Hartpatiënten die hartrevalidatie krijgen hebben 35 procent minder kans om in de jaren erna te overlijden. Dit blijkt uit onderzoek van de afdeling Klinische Informatiekunde van het AMC, de Nederlandse Vereniging voor Cardiologie en Zilveren Kruis Achmea. Dit effect trad op ongeacht leeftijd, diagnose, type interventie en aard van de klachten. Dit is het eerste onderzoek dat het effect van hartrevalidatie aantoont bij een representatieve groep Nederlandse hartpatiënten. De resultaten zijn vrijdag verschenen in het European Heart Journal.
Jaarlijks worden in Nederland meer dan 100 duizend mensen opgenomen na een hartinfarct, voor een hartoperatie of een preventieve dotterbehandeling. Circa een derde van deze patiënten krijgt hartrevalidatie. Door de patiënten te laten revalideren kunnen in Nederland jaarlijks honderden voortijdige sterfgevallen worden voorkomen.
Het onderzoek is uitgevoerd onder 36 duizend patiënten die in het ziekenhuis werden opgenomen voor hartproblemen tussen 2007 en 2010. Van deze groep kreeg een derde na ontslag uit het ziekenhuis hartrevalidatie. Elke patiënt is daarna gevolgd om de sterfte te vergelijken tussen de groep die wel hartrevalidatie kreeg en de groep die geen hartrevalidatie kreeg. Dit gebeurde over een periode van maximaal vier jaar.
Vanwege de verschillen tussen beide groepen – de patiënten in de groep die hartrevalidatie kregen, waren wat jonger en hadden minder ernstige aandoeningen – zijn de cijfers gecorrigeerd, om een eerlijke vergelijking te krijgen.
Het lagere risico op overlijden geldt zowel voor oude als voor jonge patiënten. Ook maakt het niet uit of patiënten hartrevalidatie kregen na een hartinfarct, een hartoperatie of een dotterbehandeling en of het instabiele patiënten met acute klachten of stabiele patiënten met chronische klachten betrof. Dit resultaat komt overeen met de uitkomsten in recente Amerikaanse en Canadese studies.

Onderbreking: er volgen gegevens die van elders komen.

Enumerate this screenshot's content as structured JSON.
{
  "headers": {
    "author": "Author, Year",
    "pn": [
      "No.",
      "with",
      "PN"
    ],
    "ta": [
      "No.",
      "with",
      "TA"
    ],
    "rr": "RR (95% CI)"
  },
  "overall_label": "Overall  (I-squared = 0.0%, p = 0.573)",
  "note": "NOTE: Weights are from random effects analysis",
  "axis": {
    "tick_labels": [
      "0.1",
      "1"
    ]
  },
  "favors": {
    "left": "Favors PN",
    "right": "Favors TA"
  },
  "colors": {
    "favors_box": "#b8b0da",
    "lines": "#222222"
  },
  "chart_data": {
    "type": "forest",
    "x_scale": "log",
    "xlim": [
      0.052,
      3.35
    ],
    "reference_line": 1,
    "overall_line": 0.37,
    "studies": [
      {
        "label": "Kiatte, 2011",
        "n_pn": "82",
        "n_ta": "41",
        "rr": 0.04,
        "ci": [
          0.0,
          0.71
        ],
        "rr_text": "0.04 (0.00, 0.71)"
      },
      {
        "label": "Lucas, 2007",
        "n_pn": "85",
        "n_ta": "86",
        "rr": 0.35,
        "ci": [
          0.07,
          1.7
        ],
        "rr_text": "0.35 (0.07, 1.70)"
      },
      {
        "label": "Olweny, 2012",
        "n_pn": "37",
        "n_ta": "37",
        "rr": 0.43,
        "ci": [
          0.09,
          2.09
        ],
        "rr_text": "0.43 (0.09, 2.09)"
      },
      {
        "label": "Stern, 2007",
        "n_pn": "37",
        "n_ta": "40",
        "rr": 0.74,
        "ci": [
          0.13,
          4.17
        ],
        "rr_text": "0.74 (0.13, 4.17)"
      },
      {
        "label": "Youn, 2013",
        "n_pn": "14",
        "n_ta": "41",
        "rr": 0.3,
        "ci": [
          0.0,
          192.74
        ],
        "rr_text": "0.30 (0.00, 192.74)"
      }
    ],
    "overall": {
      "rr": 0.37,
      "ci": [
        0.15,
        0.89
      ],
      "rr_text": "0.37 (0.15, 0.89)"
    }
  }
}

‘Revalideren is dus een van de meest effectieve behandelingen voor hartpatiënten,’ aldus cardioloog dr. Roderik Kraaijenhagen, één van de auteurs van het artikel, opgeleid in het AMC. Hij is voorzitter van de commissie Cardiovasculaire Preventie en Hartrevalidatie van de Nederlandse Vereniging voor Cardiologie. ‘Het is belangrijk dat cardiologen zich daarvan bewust zijn en hun patiënten doorverwijzen voor revalidatie. Dr. Niels Peek, ten tijde van de studie verbonden aan de afdeling Klinische Informatiekunde van het AMC, voegt toe: ‘Dit is de eerste studie die laat zien dat hartrevalidatie niet alleen effectief is bij relatief jonge patiënten met een acuut hartinfarct, maar ook bij ouderen en patiënten met chronische klachten. Juist deze groepen worden nu het minst verwezen naar hartrevalidatie’.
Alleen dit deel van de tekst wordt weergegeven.